Baltimore Passes Temporary Facial Recognition Ban Into Law
The City of Baltimore has banned the use of facial recognition systems by residents, businesses and the city government with jail for offenders, though Baltimore police can still use the technology for investigations.
“An outright ban on facial recognition continues a distressing pattern in which the clear value of this technology is ignored,” said U.S. industry body SIA’s Don Erickson.
The ban includes a ‘sunset’ clause that requires city council approval for an extension in 12 months. There’s also an exemption for use of broader biometrics in access control systems but violations of the new measure are punishable by 12 months in jail.
The new law also establishes a task force to evaluate ‘the cost and effectiveness of surveillance tools’. This is a wide brief and, depending on the temperament of the task force appointed, its outcomes are highly uncertain.
Baltimore’s ban comes as facial recognition systems become more accurate, much less prone to bias driven by too-narrow datasets by which they learn, and at a time security people are seeking low touch or no touch access control solutions.

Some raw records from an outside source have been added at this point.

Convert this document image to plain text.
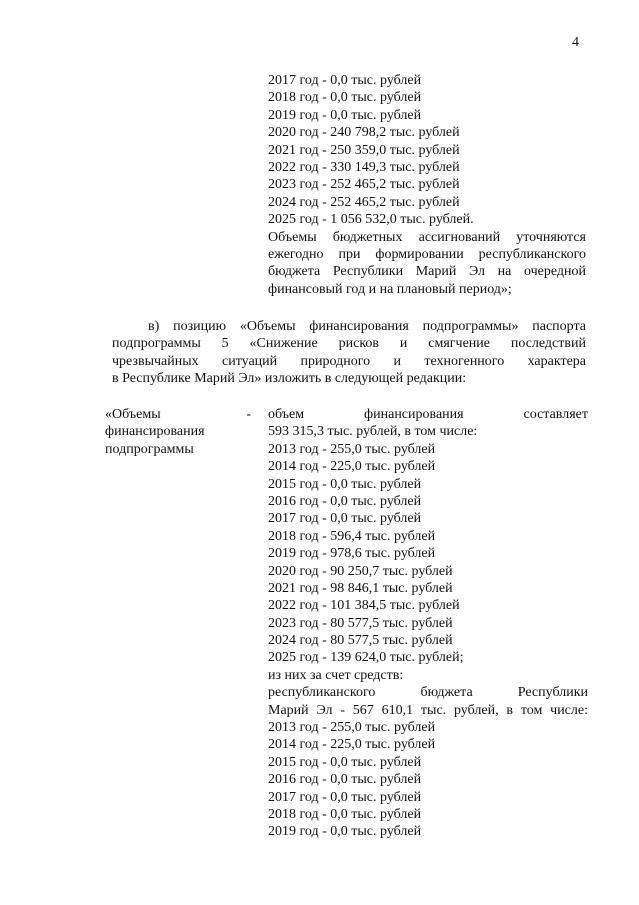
4
2017 год - 0,0 тыс. рублей
2018 год - 0,0 тыс. рублей
2019 год - 0,0 тыс. рублей
2020 год - 240 798,2 тыс. рублей
2021 год - 250 359,0 тыс. рублей
2022 год - 330 149,3 тыс. рублей
2023 год - 252 465,2 тыс. рублей
2024 год - 252 465,2 тыс. рублей
2025 год - 1 056 532,0 тыс. рублей.
Объемы бюджетных ассигнований уточняются
ежегодно при формировании республиканского
бюджета Республики Марий Эл на очередной
финансовый год и на плановый период»;
в) позицию «Объемы финансирования подпрограммы» паспорта
подпрограммы 5 «Снижение рисков и смягчение последствий
чрезвычайных ситуаций природного и техногенного характера
в Республике Марий Эл» изложить в следующей редакции:
«Объемы	-
финансирования
подпрограммы
объем	финансирования	составляет
593 315,3 тыс. рублей, в том числе:
2013 год - 255,0 тыс. рублей
2014 год - 225,0 тыс. рублей
2015 год - 0,0 тыс. рублей
2016 год - 0,0 тыс. рублей
2017 год - 0,0 тыс. рублей
2018 год - 596,4 тыс. рублей
2019 год - 978,6 тыс. рублей
2020 год - 90 250,7 тыс. рублей
2021 год - 98 846,1 тыс. рублей
2022 год - 101 384,5 тыс. рублей
2023 год - 80 577,5 тыс. рублей
2024 год - 80 577,5 тыс. рублей
2025 год - 139 624,0 тыс. рублей;
из них за счет средств:
республиканского	бюджета	Республики
Марий Эл - 567 610,1 тыс. рублей, в том числе:
2013 год - 255,0 тыс. рублей
2014 год - 225,0 тыс. рублей
2015 год - 0,0 тыс. рублей
2016 год - 0,0 тыс. рублей
2017 год - 0,0 тыс. рублей
2018 год - 0,0 тыс. рублей
2019 год - 0,0 тыс. рублей
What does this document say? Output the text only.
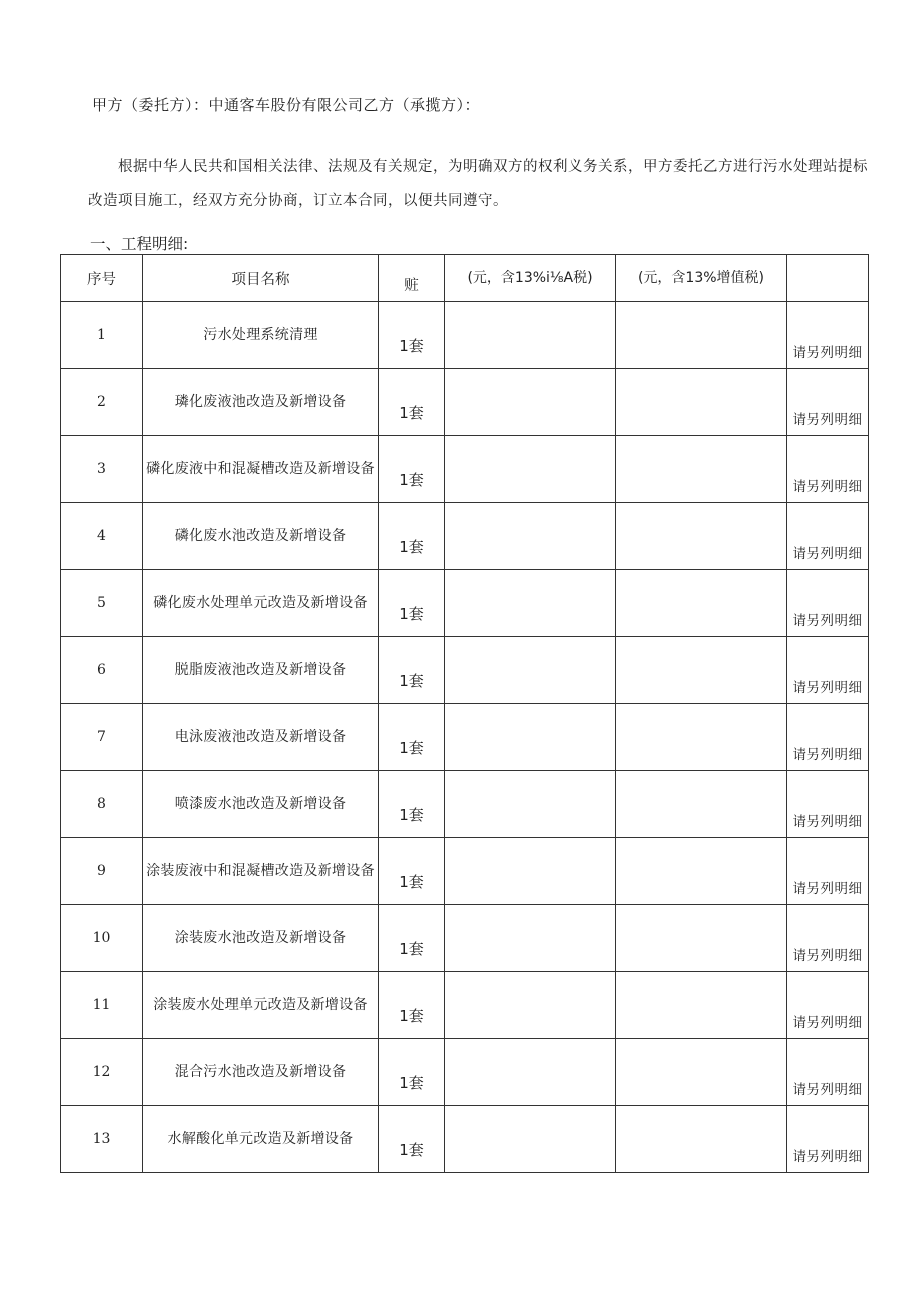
甲方（委托方）：中通客车股份有限公司乙方（承揽方）：
根据中华人民共和国相关法律、法规及有关规定，为明确双方的权利义务关系，甲方委托乙方进行污水处理站提标改造项目施工，经双方充分协商，订立本合同，以便共同遵守。
一、工程明细:
序号	项目名称	赃	(元，含13%i⅛A税)	(元，含13%增值税)	

1	污水处理系统清理	1套			请另列明细

2	璘化废液池改造及新增设备	1套			请另列明细

3	磷化废液中和混凝槽改造及新增设备	1套			请另列明细

4	磷化废水池改造及新增设备	1套			请另列明细

5	磷化废水处理单元改造及新增设备	1套			请另列明细

6	脱脂废液池改造及新增设备	1套			请另列明细

7	电泳废液池改造及新增设备	1套			请另列明细

8	喷漆废水池改造及新增设备	1套			请另列明细

9	涂装废液中和混凝槽改造及新增设备	1套			请另列明细

10	涂装废水池改造及新增设备	1套			请另列明细

11	涂装废水处理单元改造及新增设备	1套			请另列明细

12	混合污水池改造及新增设备	1套			请另列明细

13	水解酸化单元改造及新增设备	1套			请另列明细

The U.S. Chamber of Commerce Coalition has written a letter to President Biden highlighting the need for a national dialogue over the appropriate use of facial recognition technology and expressing concern over ‘a blanket moratorium on federal government use and procurement of the technology’.
Industry body SIA is advocating transparency in public-sector applications of facial recognition in identity verification, security and law enforcement investigative applications.
The groundswell against biometrics in the U.S. is predicated primarily on older data that uncovered demographic bias in facial recognition technologies which NIST has found are becoming vanishingly small among the leading algorithms.
Demographic bias is inculcated into deep learning systems when their processes are skewed by datasets fed into them during commissioning – in the case of face recognition, larger numbers of male European faces mean greater accuracy with that group. For best accuracy in pluralistic societies datasets must learn using roughly equal numbers of every group.